Lors d’une réunion gouvernementale retransmise à la télévision russe le 27 septembre, le président russe, Vladimir Poutine, a affirmé que son pays avait déjà récolté « 138,7 millions de tonnes de céréales » et qu’il s’attendait, selon ses prévisionnistes, à une « récolte totale de 150 Mt dont 100 Mt de blé ». Une telle récolte constituerait un record. Vladimir Poutine n’a cependant pas précisé si ces chiffres incluaient les récoltes issues des 20 % environ de terres ukrainiennes que la Russie détient dans l’Est du pays.

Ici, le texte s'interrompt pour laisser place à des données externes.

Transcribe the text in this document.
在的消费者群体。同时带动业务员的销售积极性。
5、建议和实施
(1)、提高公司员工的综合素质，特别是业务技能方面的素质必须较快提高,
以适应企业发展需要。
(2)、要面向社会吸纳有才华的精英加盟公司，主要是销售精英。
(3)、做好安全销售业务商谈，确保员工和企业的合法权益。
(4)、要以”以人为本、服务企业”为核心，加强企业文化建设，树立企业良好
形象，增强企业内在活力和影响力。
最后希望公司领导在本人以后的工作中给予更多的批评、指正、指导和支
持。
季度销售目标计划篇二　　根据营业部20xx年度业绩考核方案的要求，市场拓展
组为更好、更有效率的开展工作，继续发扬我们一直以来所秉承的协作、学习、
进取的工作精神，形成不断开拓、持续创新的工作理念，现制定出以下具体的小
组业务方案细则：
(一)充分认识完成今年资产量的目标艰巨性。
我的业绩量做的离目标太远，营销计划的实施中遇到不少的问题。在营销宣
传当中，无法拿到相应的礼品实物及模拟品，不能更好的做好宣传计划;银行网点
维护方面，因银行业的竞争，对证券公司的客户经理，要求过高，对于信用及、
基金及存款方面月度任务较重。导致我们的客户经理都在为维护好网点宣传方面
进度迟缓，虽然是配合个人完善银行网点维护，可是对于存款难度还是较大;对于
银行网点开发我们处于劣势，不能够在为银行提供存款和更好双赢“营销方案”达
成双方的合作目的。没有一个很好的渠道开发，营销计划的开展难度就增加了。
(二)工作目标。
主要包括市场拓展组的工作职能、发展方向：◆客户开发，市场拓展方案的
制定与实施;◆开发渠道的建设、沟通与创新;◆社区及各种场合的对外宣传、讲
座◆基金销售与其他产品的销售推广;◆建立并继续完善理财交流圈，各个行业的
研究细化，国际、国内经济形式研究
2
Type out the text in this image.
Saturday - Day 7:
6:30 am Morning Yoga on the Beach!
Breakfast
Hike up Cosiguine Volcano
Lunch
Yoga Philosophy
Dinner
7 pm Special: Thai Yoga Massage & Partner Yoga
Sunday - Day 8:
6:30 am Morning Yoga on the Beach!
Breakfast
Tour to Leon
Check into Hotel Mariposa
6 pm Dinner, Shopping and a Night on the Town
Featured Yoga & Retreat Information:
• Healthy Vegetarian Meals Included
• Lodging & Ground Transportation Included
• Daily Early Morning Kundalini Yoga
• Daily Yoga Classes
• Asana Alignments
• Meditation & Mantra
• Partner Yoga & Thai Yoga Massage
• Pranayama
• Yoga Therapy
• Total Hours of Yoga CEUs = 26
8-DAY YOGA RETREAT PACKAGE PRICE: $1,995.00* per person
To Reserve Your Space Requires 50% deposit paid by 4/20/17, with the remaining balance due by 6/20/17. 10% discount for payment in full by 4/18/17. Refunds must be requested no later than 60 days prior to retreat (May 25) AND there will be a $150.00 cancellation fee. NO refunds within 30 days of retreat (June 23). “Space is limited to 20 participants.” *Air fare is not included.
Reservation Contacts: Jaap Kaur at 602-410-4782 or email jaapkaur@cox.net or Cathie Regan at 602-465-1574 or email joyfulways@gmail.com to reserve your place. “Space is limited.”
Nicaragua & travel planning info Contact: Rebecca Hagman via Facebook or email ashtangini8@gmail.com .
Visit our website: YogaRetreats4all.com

Cependant, Moscou peine à écouler ses céréales. À la fin du mois de juillet, le pays n’avait pu exporter qu’environ 6 Mt de blé, soit presque 3 Mt de mois que l’an passé à la même période.

25 à 30 % de semences de maïs en moins cette année ?

Selon les dernières prévisions de la Fédération nationale de la production de semences de maïs et de sorgho (FNPSMS), « le niveau de production serait situé entre 70 % et 75 % des objectifs ». En cause, « les conditions climatiques de l’été 2022 (qui) ont été extrêmement pénalisantes […] La sécheresse a eu un fort impact sur le besoin hydrique des plantes et les possibilités d’irrigation ont été limitées », explique la FNPSMS le 27 septembre. Rares sont les zones de production de semences en France à avoir échappé aux vagues de chaleur. Les concurrents directs que sont la Roumanie (2e producteur européen) et la Hongrie (3e) n’ont pas été non plus épargnés. La filière semence a également pâti cette année d’une augmentation des coûts de production et d’un manque de disponibilité de main-d’œuvre saisonnière. « Ces résultats de production inédits vont faire porter sur certaines variétés des risques de tensions en termes d’approvisionnement », insiste la FNPSMS qui assure que « les opérateurs semenciers se mobilisent pour proposer des alternatives ».